Things fell apart a little bit on Friday. In order to pay off our farm debts, we spent the winter splitting our land into two parcels. We now own one 8 acre building site and a 13 acre parcel that has our home and barns and all on it.
We had a buyer for the 8 acres,a solid contract, and it was all set to close on February 28th. We needed approval from the bank that holds our mortgage to release that parcel, which is essentially a forest full of paperwork: surveys, appraisals, title insurance commitments, etc.
We submitted the papers at the beginning of January, everything was in order, and we were all set for Feb. 28th.
And then, on Feb. 6, our bank notified us that they were selling our mortgage to another bank effective Feb. 16, which meant they would not have the authority to release that parcel, despite the paperwork we had done, for our closing on the 28th.
So I called until I got to a person (no easy feat). He reviewed the file and agreed that it was a good request and that they could expedite the process for us to close on Friday the 15th, before the loan was sold. The buyers were on board. The title company was on board.
They just needed approval from our private mortgage insurance company.
At first, the private mortgage insurance company said, sure, no problem ,we can get this done in a week.
And then we didn’t hear from anyone. And I started to panic.
So on Thursday, at the end of the day, I called the private mortgage insurance company and discovered that the person who said she could get it done had gone out of the office without getting it done. It had just been sitting on her desk all week.
All day, on Friday, I called the private mortgage insurance company and explained, and pleaded, and begged. Just have somebody look at this. Please. It’s all in order, and if you send the approval to the bank, we can still close today. We have to close today, or I have to start this two month process over with a new bank, and I don’t know if my buyers will wait, and this is a really big deal for me.
They did show it to their underwriter before lunch, and emailed me to say it looked good and that they could approve it on Tuesday.
And I called and called again and begged and pleaded and reminded them that Tuesday was too late. Please just ask him to look at it now. And they got really stubborn with me about how they weren’t legally obligated to do such a rushed request and blah, blah, blah.
And they weren’t legally obligated. That’s true.
But it’s also true that someone could have approved that for me on Friday. It was possible for them.
And they didn’t do it.
And we couldn’t close.
And I’m not sure what will happen with the buyers.
And my loan was sold to the new bank on Saturday.
Basically, someone’s decision to be an asshole (I’m sorry, but is there a better word?) instead of a human cost us the entire deal.
To be honest, it was a little devastating.
Luckily, I think one of the lasting legacies of this farming adventure is the belief that I am equal to the chaos caused by things I can’t control. I have watched hail destroy months of work (and income) in 15 awful minutes. I have waded through knee deep flood waters to rescue my poultry. I have watched entire crops of spinach bolt in unseasonably hot, dry spring weather.
These jerks at the bank can’t keep me down.
It was a setback, but we are still richly blessed with resources.
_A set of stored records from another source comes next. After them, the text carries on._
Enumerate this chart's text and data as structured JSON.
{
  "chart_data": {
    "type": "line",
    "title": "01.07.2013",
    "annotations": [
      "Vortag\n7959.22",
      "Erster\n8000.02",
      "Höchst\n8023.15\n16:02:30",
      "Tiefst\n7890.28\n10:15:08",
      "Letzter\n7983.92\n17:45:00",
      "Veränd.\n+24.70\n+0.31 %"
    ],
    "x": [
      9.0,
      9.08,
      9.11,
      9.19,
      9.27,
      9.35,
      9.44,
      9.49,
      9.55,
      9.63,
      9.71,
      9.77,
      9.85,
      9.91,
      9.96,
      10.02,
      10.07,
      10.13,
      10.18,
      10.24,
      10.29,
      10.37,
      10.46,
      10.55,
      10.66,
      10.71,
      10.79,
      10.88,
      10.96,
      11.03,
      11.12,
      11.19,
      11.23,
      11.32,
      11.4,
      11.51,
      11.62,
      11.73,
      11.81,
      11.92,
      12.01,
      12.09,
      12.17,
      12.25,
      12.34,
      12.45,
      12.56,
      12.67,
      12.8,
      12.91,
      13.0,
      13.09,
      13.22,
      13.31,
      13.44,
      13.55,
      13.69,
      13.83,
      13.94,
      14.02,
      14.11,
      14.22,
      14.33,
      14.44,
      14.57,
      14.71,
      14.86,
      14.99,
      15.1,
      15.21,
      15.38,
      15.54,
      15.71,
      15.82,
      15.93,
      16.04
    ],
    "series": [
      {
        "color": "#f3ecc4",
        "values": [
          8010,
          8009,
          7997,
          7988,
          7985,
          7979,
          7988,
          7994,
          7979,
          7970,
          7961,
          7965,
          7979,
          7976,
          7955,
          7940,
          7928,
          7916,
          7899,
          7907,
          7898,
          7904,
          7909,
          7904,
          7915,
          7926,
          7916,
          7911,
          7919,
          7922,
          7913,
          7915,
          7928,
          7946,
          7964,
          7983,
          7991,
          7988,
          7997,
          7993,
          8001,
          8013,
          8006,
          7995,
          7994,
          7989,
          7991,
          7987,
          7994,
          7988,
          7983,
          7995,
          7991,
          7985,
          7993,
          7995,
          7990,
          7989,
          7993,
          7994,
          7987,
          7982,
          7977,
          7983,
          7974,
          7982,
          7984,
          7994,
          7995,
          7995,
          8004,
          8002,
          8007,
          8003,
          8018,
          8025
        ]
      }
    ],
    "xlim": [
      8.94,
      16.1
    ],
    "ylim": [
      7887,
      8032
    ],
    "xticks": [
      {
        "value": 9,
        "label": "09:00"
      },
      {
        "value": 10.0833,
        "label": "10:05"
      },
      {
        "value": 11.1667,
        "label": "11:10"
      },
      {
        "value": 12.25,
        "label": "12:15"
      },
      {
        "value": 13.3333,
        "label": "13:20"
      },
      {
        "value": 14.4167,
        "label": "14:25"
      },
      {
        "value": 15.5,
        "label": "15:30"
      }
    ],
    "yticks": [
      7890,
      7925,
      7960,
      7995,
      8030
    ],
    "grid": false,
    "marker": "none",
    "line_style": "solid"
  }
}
We still own two valuable parcels of land and water rights that we can sell. Not planning a farm allowed me the freedom to hang out with my mom all day on Saturday while the girl skied with her fifth grade class and Matty and the boy went down a double black diamond (twice). Matt and I are going on dates, finding very little to argue about, and reconnecting after the past few stressful years.
All the important things are still true.
The fact that I can see that, very clearly, so soon after the big setback itself is one reason why I don’t regret, at all, having done this farming thing.
It made us better people in so many important ways.
We had a hailstorm in our finances on Friday. The world didn’t end. We will salvage what can be salvaged, and replant what can’t.
The farmer might leave the farm, but the farm doesn’t leave the farmer.